Working as an ethnographer for the past ten years, boyd studies customs of individual groups of people and cultures. Her research is largely based on a combination of qualitative analysis from quantitative data.
“The interesting thing about my work is that because I’m an ethnographer, I spend a lot of time embedded within communities. The questions I can answer are fundamentally descriptive, about trying to understand trends and patterns. But I also have a background in computer science, and one of the things I spent a lot of my time doing in the early stages of my field work were analyzing and randomly sampling across huge amounts of data sets,” said boyd in her presentation.
Although a researcher in social media, boyd finds social media to have both positive and negative cultural impacts.
“[Social media] is simultaneously a way that allows you to connect and have so many more opportunities than we’ve ever had to socialize, to do a variety of things. And it can also be very costly. A lot of it comes down to how it fits in your community and in your world, and I think that’s what makes it tricky,” said boyd in an interview.
boyd’s research has led her to further examine the collection of data in the context of social justice. In particular, boyd cited “Spit and Acquit,” a DNA collection program based in Orange County, Calif.
“For a lot of minorities in Orange County, [local law enforcement] made a deal: They wouldn’t be charged [for traffic violations] in return for turning over genetic material. And so what we are seeing is the development of large databases primarily of black and brown individuals across this country pulled in for genetic material as a way of understanding their entire social structure,” said boyd.
boyd’s work in criminal justice has led her to research data accessibility in search engines as well.
“When people search for black names in the United States, they are far more likely to click on criminal justice related advertisements, particularly because we have a lot of racist assumptions in the United States about why somebody’s name might appear that way…Google is not trying to be racist, but it learns society’s racism and feeds it right back at us,” said boyd.
“The systems and the dynamics that we see around us are actually fueled by a whole set of interactions that go outside of your own decisions and your own value systems but start to pull in the value systems of many other people,” boyd continued.

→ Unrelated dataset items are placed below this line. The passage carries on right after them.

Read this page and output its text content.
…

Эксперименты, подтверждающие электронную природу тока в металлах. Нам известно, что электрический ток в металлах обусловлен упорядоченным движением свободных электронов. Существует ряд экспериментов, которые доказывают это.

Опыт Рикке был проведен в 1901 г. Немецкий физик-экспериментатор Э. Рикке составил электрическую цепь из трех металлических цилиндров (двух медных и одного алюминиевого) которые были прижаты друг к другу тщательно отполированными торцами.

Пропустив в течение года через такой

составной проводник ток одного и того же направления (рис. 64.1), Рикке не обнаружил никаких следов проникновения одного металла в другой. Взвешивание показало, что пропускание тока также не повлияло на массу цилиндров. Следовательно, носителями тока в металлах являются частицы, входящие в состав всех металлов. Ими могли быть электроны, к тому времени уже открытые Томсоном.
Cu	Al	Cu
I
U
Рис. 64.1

boyd also addressed the connections between cyberbullying and drama over social media during her talk.
boyd further discussed how a teenger’s potential experience with cyberbullying may be a part of a larger theme in the context of their individual worlds.
“[Young people] understand a lot of their experience through the language of drama and the importance of drama is that it doesn’t position them as a perpetrator or a victim, it positions them as having agency with a huge and complex social dynamic,” said boyd. “It doesn’t mean it doesn’t hurt, but it means every bullying intervention we go after completely misses the point because a lot of how their dealing with it and experiencing the different dynamics is a series of social dramas that get played out as they try to make sense of the world.”
boyd currently works at Microsoft Research, New York University Media Culture & Communication, and the Harvard Berkman Center for Internet & Society.